The young bearded vulture lady Dagmar looks around, stretches out her wings and takes off with a few strong wing beats. This is what the webcam of the Berchtesgaden National Park shows.

Bearded vulture dares maiden flight in the Berchtesgaden National Park: 23 days after its release, the female Dagmar took off for the first time on Saturday morning, as announced by the State Association for Bird Protection (LBV) and the National Park.

Webcam footage showed the animal spreading its wings and soaring into the air in the morning sun. On June 9th, Dagmar and the second cub, Recka, were carried in carrying boxes by LBV employees and rangers to a rock niche that was difficult to access. The bearded vultures, which are three months old and still unable to fly, have been doing flight exercises there ever since.

Young vulture Dagmar was not completely unexpected, said project manager Toni Wegscheider from LBV on Saturday. You have recently shown clear signs of this. The experts counted up to 400 practice flaps with the wings per day in the birds. According to the LBV, Dagmar has now undertaken her first flight “very elegantly”, which led her 300 meters to a feeding station, where she immediately began to eat.

Most of the released young bearded vultures made their maiden flight between the 120th and 125th day of life, explained Ulrich Brendel, project manager at the national park. “Dagmar took off at 118 days.” Conspecific Recka was unimpressed by Dagmar’s start and continued to sleep. The experts assume that Recka will also make its first flight in the next few days. “Once the first bearded vulture has flown, it has a gravitational effect on the second,” says Wegscheider.

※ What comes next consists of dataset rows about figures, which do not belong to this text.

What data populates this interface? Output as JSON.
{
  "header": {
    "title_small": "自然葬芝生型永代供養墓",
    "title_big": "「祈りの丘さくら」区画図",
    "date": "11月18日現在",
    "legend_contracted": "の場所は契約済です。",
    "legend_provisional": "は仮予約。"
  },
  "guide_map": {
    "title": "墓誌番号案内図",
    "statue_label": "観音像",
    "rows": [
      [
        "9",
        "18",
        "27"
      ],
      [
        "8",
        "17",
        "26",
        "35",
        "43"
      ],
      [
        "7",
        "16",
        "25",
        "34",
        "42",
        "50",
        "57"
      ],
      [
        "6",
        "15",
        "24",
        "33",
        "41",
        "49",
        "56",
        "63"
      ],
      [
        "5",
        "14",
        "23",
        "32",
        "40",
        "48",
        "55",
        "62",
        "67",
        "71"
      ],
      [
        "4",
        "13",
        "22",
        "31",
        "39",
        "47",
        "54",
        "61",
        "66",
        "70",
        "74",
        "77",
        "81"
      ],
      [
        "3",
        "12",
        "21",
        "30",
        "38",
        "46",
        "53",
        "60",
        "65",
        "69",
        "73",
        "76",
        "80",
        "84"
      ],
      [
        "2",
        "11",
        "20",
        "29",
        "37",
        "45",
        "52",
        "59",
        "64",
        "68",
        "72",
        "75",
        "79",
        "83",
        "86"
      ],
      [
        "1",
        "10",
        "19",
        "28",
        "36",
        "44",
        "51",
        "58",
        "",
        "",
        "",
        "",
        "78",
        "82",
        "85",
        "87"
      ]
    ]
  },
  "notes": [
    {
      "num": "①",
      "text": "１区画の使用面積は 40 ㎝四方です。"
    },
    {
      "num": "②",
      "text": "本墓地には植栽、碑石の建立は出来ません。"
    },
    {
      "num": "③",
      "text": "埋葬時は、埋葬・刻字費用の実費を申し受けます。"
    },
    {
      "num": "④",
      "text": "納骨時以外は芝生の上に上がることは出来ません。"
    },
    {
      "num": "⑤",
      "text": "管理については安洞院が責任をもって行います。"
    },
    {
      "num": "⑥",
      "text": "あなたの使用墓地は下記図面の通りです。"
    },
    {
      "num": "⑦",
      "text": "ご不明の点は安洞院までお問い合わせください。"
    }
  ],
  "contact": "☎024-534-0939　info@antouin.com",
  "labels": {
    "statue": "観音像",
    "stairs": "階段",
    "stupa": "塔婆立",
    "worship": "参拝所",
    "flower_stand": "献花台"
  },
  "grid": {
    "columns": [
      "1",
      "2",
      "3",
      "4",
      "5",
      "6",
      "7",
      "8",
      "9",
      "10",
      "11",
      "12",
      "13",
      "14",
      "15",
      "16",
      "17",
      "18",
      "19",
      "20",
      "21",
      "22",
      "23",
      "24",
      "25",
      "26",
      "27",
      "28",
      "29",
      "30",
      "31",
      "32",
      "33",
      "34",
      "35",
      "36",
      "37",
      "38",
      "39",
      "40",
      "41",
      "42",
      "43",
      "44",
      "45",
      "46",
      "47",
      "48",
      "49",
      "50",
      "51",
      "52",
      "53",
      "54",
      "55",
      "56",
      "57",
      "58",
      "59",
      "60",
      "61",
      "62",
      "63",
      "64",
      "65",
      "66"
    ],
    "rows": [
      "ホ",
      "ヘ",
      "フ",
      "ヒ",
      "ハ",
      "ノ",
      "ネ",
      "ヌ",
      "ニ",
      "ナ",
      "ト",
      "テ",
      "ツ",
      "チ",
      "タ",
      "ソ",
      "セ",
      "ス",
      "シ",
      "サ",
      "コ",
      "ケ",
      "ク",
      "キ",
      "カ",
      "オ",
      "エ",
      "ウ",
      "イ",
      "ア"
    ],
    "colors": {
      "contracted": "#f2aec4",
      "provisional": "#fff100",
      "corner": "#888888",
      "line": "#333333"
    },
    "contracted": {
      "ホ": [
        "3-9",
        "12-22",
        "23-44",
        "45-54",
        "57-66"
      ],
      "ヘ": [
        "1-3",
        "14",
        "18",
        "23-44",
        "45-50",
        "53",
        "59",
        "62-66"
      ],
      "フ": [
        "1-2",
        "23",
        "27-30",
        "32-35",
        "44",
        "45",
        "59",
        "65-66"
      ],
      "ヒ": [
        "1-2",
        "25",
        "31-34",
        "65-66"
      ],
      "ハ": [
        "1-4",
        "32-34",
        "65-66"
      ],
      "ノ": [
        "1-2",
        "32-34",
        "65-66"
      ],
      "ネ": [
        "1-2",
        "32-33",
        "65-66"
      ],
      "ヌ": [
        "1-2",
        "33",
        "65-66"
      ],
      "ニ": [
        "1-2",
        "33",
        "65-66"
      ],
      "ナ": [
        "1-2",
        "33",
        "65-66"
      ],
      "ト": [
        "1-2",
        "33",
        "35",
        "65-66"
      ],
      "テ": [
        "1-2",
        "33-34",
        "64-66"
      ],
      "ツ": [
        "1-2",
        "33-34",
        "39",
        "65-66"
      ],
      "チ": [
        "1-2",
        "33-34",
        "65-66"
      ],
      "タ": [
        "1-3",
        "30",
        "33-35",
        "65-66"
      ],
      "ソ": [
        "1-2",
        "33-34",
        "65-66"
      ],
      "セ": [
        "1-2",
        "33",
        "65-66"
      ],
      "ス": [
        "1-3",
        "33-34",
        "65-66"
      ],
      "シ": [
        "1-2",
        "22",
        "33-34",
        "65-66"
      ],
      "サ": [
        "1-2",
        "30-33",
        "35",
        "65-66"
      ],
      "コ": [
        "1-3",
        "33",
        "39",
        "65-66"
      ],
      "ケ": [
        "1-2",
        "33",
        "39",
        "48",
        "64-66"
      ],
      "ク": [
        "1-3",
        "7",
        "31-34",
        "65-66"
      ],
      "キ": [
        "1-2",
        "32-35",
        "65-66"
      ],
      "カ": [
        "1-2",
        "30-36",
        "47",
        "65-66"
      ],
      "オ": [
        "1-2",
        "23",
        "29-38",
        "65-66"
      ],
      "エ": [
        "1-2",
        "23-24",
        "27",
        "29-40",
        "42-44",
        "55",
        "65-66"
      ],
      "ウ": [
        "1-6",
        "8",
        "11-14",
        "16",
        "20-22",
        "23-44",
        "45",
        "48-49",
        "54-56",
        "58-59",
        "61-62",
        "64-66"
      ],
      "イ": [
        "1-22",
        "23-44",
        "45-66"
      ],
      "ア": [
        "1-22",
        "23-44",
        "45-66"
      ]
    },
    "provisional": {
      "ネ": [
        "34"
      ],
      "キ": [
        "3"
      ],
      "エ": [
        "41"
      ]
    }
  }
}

Flying needs to be learned

In the first few weeks, the young vultures are “mostly anything but precision pilots,” said Brendel, especially when gliding. However, every day brings increases in practice flights, so that the two bearded vultures are likely to be circling in the summit regions of the national park after just a few weeks.

The mood between the two bearded vultures was harmonious – after the little Recka had initially scolded Dagmar – as the experts reported. Both vultures therefore regularly slept together on a nest, begged each other for food and beaked familiarly with each other.

The birds with a wingspan of up to three meters were wiped out in Germany more than 100 years ago. A year ago, the LBV and the National Park released two bearded vultures, Bavaria and Wally, as part of a reintroduction project. However, Wally died under circumstances that are still unclear. Remains of her cadaver and her transmitter were discovered in late May.